Conn. (WTNH) — More people are dying on Connecticut roads than last year, 16 percent more, according to the state Department of Transportation (DOT). News 8’s Bob Wilson went on a ride-along with State Police (CSP) Thursday to observe the problem firsthand and what’s being done to curb the trend.

State Police told News 8 it feels like there are more fatalities on Connecticut roads every time they go on a shift. They said people have developed bad habits during the COVID-19 pandemic and now they’re stepping up to try and correct that.

The most recent fatal crash was on Wednesday and involved a grandmother who struck a bridge abutment and rolled over on Route 9. She died. Two of her grandchildren were in the backseat and suffered only minor injuries.

Trooper Matthew Cashman of CSP said, “It’s heartbreaking because you know right then and there that family is going to get some bad news.”

RELATED: Driver killed, toddlers injured in serious rollover crash on Route 9 in Berlin

During the lockdown and strong restrictions during the deepest part of the pandemic, enforcement was relaxed. Now, CSP is trying to catch up.

Trooper Cashman explained, “Enforcement on the patrol side gets put on the back burner because you’re Motor Vehicle Collisions and criminal investigations come first.”

They are also down troopers on the road.

“You’re going crash, to crash, to crash, to prisons, to state buildings so you have a minimal amount of people covering an entire troop area.”

Currently, they have a class of 60 plus troopers set to graduate, but they need more.

“Just trying to stay above water, you’re going to put 60 troopers out but you have 200-300 retiring next year, so we’re behind the curve.”

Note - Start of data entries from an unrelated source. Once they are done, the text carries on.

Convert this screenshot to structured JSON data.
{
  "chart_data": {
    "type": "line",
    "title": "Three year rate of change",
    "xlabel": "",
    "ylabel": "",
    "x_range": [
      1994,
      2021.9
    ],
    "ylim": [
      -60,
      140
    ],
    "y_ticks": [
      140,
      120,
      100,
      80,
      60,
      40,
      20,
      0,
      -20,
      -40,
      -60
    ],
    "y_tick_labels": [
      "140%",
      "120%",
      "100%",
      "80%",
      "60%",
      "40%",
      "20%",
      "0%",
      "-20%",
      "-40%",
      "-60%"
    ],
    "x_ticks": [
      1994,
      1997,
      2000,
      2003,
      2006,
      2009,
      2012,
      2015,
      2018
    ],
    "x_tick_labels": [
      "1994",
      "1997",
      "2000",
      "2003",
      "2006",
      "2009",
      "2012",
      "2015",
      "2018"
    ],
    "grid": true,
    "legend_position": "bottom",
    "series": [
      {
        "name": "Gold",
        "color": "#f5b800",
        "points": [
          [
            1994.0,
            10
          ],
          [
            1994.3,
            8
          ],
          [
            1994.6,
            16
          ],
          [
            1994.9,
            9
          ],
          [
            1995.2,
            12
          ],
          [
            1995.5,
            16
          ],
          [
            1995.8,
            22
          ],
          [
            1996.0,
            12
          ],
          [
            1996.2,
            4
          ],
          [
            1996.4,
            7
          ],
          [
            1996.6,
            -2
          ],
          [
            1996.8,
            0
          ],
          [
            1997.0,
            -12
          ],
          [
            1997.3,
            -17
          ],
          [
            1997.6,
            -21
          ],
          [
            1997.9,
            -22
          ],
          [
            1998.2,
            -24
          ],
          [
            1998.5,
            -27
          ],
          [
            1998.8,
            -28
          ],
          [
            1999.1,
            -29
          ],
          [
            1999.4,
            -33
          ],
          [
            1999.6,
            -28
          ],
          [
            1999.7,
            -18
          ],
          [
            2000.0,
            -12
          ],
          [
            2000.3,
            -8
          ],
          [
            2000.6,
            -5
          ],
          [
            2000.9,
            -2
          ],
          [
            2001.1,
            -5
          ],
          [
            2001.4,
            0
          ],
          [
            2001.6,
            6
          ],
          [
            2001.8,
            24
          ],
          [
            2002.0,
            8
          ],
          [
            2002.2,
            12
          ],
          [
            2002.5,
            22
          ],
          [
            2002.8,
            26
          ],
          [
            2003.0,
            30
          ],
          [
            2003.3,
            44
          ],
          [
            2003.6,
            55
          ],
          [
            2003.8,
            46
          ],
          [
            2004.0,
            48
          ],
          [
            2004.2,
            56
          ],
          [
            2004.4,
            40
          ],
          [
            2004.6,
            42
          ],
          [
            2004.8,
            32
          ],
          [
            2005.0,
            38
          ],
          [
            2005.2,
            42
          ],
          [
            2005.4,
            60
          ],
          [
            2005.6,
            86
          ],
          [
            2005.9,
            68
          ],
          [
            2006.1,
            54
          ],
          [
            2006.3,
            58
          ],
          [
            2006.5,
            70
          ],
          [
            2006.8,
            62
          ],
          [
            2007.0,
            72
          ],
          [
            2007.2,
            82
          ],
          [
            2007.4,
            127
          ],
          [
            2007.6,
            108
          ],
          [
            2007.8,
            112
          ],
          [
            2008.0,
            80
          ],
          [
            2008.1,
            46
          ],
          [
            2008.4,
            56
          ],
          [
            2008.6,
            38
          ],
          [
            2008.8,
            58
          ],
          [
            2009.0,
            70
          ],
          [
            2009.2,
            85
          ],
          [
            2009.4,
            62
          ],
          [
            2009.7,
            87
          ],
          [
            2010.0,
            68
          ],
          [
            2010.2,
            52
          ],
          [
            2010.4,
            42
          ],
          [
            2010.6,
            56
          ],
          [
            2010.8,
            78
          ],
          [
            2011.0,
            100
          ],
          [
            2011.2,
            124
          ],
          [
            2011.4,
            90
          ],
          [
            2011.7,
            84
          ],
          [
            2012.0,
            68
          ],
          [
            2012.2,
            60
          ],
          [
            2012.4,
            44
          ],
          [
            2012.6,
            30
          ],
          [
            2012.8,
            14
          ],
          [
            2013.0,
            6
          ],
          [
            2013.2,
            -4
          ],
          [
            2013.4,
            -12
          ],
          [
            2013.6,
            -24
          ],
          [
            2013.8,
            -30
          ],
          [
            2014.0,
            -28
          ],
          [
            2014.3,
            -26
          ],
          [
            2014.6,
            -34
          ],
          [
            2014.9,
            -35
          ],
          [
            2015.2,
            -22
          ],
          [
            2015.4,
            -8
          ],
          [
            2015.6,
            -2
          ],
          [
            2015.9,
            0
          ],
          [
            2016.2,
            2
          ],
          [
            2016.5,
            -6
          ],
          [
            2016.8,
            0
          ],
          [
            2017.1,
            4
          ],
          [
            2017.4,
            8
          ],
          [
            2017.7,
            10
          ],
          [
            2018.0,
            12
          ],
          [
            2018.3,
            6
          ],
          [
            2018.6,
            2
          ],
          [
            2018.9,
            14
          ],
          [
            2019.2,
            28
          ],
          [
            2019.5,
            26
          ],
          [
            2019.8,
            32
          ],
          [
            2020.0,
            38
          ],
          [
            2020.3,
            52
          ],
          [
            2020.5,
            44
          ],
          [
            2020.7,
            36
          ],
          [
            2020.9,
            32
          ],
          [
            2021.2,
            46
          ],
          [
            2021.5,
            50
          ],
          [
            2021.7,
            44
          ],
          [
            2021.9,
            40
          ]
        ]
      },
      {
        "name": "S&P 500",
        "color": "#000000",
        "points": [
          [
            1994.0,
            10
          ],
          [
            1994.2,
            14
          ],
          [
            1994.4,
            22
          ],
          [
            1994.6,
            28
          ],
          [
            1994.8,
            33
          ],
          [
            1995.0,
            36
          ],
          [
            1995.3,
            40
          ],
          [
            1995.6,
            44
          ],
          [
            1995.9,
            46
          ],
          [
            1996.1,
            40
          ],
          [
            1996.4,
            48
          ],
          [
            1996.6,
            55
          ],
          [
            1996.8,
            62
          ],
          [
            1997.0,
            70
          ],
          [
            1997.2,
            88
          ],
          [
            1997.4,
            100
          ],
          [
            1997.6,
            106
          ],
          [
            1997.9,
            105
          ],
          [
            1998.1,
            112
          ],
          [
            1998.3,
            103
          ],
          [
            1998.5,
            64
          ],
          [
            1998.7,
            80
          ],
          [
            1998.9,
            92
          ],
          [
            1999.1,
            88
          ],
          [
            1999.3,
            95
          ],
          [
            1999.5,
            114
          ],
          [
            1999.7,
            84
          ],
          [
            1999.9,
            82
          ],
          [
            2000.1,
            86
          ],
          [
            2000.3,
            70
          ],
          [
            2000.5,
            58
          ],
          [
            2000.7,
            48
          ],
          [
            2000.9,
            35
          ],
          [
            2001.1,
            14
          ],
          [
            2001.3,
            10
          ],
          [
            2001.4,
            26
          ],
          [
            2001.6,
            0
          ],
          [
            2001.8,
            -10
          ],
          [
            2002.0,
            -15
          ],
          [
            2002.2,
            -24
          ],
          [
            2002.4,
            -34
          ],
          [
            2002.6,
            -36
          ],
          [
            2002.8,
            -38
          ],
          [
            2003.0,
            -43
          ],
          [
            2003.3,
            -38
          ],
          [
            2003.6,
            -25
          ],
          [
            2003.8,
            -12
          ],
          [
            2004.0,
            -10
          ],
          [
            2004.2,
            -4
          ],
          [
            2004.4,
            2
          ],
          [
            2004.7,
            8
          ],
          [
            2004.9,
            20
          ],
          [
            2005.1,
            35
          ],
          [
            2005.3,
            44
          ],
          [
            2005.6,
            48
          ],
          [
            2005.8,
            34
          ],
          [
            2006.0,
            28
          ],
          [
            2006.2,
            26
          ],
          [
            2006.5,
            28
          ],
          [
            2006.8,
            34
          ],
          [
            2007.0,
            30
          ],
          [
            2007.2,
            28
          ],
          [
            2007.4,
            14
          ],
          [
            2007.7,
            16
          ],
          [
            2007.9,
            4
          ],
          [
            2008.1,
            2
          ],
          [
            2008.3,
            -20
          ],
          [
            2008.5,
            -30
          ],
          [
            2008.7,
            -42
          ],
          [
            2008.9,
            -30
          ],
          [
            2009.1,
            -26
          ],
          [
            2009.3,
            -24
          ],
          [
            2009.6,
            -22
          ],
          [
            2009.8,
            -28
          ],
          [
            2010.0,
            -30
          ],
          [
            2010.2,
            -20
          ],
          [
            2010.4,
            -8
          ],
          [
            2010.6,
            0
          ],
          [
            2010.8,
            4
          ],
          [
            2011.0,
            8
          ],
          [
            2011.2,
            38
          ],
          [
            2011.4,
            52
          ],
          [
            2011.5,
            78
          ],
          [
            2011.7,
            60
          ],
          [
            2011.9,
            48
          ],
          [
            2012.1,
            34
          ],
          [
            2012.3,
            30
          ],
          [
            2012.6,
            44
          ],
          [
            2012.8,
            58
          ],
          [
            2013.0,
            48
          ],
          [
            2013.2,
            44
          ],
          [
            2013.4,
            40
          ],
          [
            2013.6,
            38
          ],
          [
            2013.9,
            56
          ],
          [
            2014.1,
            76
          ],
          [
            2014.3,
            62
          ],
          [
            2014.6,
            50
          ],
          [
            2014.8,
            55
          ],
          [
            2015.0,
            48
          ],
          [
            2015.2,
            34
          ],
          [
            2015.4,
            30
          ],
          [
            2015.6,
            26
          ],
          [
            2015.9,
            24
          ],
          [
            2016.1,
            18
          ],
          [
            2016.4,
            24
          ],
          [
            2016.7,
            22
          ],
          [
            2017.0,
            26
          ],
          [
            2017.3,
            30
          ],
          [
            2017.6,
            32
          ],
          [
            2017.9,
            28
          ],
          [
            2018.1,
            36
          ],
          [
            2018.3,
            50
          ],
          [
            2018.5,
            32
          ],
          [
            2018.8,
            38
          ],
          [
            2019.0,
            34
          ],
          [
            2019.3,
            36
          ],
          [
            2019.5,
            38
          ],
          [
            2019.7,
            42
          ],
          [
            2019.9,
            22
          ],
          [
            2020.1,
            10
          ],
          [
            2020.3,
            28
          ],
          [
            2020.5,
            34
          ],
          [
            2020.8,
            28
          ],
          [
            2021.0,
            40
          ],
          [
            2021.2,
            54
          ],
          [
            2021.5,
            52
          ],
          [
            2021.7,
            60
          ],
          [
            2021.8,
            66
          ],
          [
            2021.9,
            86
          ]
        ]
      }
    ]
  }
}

Troopers say the bad habits they normally see on the road are intensified after coming out of COVID.

Cashman added, “People on their cell phones, people reading the newspapers; they’re just not paying attention.”

One of the things state police are trying to do is get the cars off the highway as quickly as possible following a crash. More traffic backed up on the highway creates more accidents, especially with the speed.

“Once that one motor vehicle accident happens, traffic starts backing up and then it becomes bumper cars, one car hit another car, and then it causes a chain reaction,” detailed Cashman.

State police say if they can get the speed to come down, the fatalities should follow.